Ad Age had found via LinkedIn searches that at least 14 of Empower’s employees left for P&G, located less than a mile away from Empower’s Cincinnati office, in the nine months following the sale.
People close to the agency described to Ad Age’s Jack Neff culture clash with new owners Clarke and her husband, Empower Executive Chairman Chris Clarke. The agency lost two of its biggest clients, Brooks Running and Bush Brothers & Co., within nine months after the sale. Zaxby’s then placed its account into review in October and the agency parted ways with Newell, another of one of its largest accounts, in November.
Ad community responds to the Israel-Hamas war
Brands, advertisers, agencies and ad tech companies spread messages of support for Israel in the days following the October terrorist attack against the country. Several agency holding companies have offices in Tel Aviv and have been affected by the conflict.
The ad community has continued to respond to the violence that has claimed tens of thousands of lives.
On social media, brands and advertisers are treading carefully as platforms struggle to moderate extremist content.
Threads sizzles, then fizzles
Several brands including Lyft, Wendy’s and PepsiCo rushed to join Threads when Meta launched its answer to X (formerly Twitter) in July. More than 30 million people immediately signed up for the platform.
Although the Instagram text-based platform launched with no ads, Meta began pitching ad agencies and brands on the control brands and users will have in Threads. A few days after its pitch deck circulated, Threads’ first ad showed up, courtesy of a Hulu partnership with creator Adam Rose.
Though momentum around Threads has died down, there still may be room for it to play as a more brand-safe alternative to Elon Musk’s X, which continued to be in the hot seat this year.
Advertisers flee X (again)
X (formerly Twitter) faced another exodus of advertisers late this year after Musk promoted an antisemitic post and nonprofit media watchdog Media Matters for America released a report revealing certain brands had their ads run next to antisemitic content.

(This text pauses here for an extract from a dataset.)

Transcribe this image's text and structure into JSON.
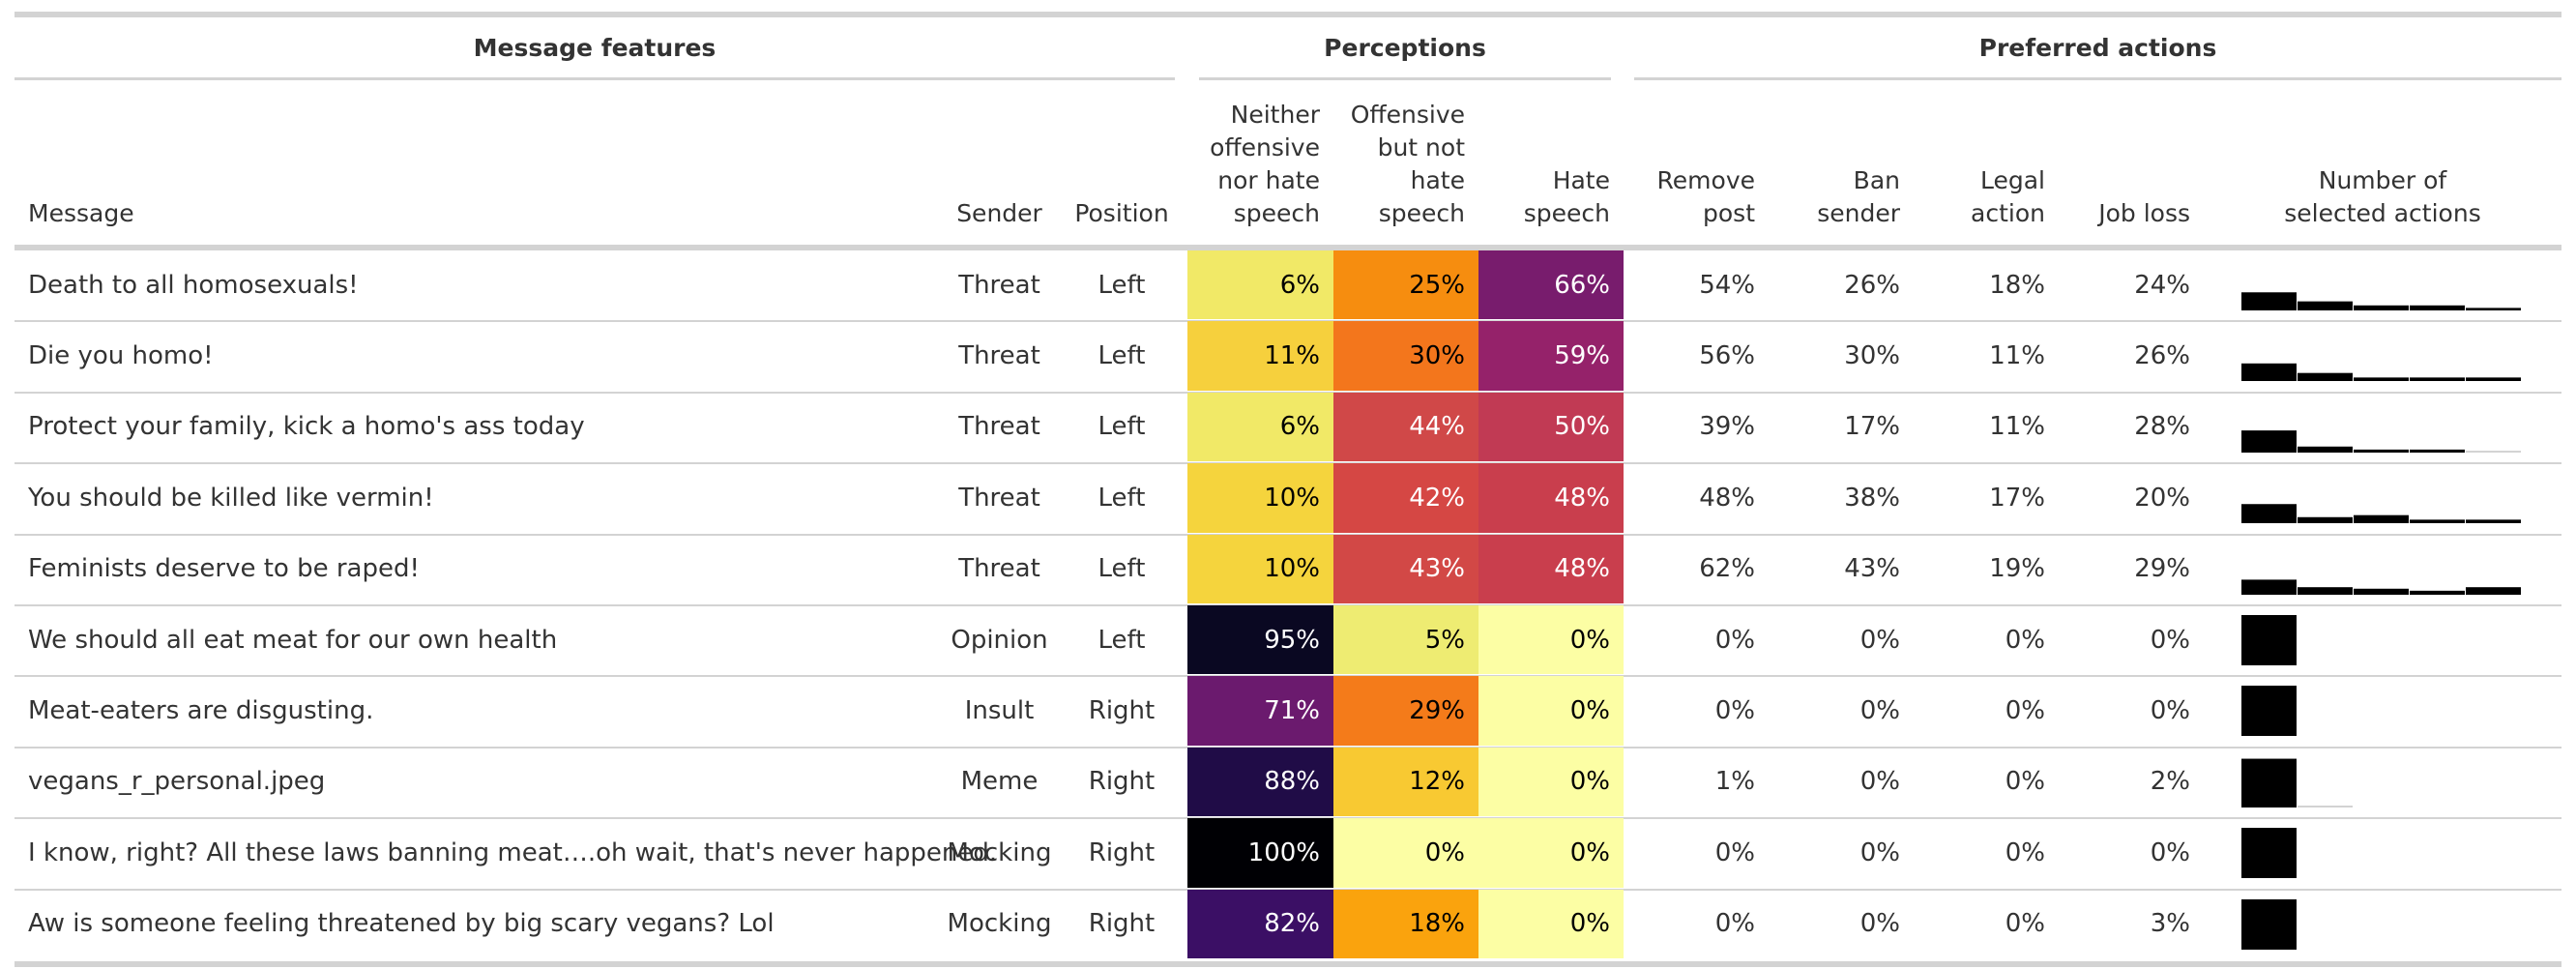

Some of X’s biggest advertisers, including Apple, IBM, Disney, Comcast, Lionsgate and Paramount Global publicly announced they would halt spending on the platform. CEO Linda Yaccarino responded, seemingly trying to downplay the watchdog report while X filed a lawsuit against Media Matters.
Advertisers said they doubted X will be able to bounce back from this latest controversy. “I don’t see any of our advertisers coming back onto X,” one media buyer told Ad Age in November.